Sun, Jun 13, 2004 - Page 6 News List

EU perks-buster wins little popularity


Using a tiny, hidden camera, Hans-Peter Martin filmed his European Parliament colleagues as they signed in at work to get a daily allowance -- and then headed to the airport to fly home.

Such methods have made him a Robin Hood to some, but an underhanded sensation-seeker to others. But -- more than anyone else -- the Austrian EU parliamentarian has succeeded in shaking up Europe's staid assembly with unconventional sleuthing meant to uncover abuses of its generous perks system.

The perks can be worth some US$14,700 a month, one member of the parliament was quoted as saying.

Martin's efforts meet with general resentment by his colleagues, but are grudgingly recognized by others.

Jens-Peter Bonde, a veteran parliamentarian who represents Denmark's June Movement party, said he expects the next session of the EU parliament to tighten up the system of allowances and other perks given legislators.

Martin's methods are "uncivilized," but, "I am very thankful for the result," said Bonde, initiator of 50 failed reform motions aimed at reducing perks.

However, a spokesman for parliament's Socialist group, Peter Reischert, said Martin had "excluded himself" from the group through his methods.

"Spying on your colleagues -- that will never work in any organization," he said.

Because of such Socialist condemnation, Martin, a parliamentarian since 1999, is running for re-election as an independent.
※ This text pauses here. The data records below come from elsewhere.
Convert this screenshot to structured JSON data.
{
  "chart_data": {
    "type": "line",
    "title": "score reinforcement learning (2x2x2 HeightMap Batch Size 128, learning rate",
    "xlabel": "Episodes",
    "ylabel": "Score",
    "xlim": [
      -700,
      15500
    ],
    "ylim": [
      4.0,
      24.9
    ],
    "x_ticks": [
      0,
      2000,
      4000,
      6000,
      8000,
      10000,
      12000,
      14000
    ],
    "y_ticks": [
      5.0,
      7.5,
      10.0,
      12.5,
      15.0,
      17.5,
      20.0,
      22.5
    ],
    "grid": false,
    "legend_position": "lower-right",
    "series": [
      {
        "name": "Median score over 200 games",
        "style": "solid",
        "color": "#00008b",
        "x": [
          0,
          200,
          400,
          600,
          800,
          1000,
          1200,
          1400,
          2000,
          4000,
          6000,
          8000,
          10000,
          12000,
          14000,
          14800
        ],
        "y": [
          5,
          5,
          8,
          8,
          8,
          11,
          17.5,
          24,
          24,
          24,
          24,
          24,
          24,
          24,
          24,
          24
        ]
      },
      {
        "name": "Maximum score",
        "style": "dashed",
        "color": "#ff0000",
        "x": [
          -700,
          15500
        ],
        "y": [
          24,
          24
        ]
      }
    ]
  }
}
He told reporters he was compelled to blow the whistle on a system he says is so lavish that it essentially provides EU lawmakers with "hidden income."

Deputies, for example, are reimbursed for full-fare airplane tickets home, regardless of what their tickets cost, and they get at least extra compensation if they travel more than 500km.

"I consider what I have done an act of self-defense in the interest of the taxpayers," he said.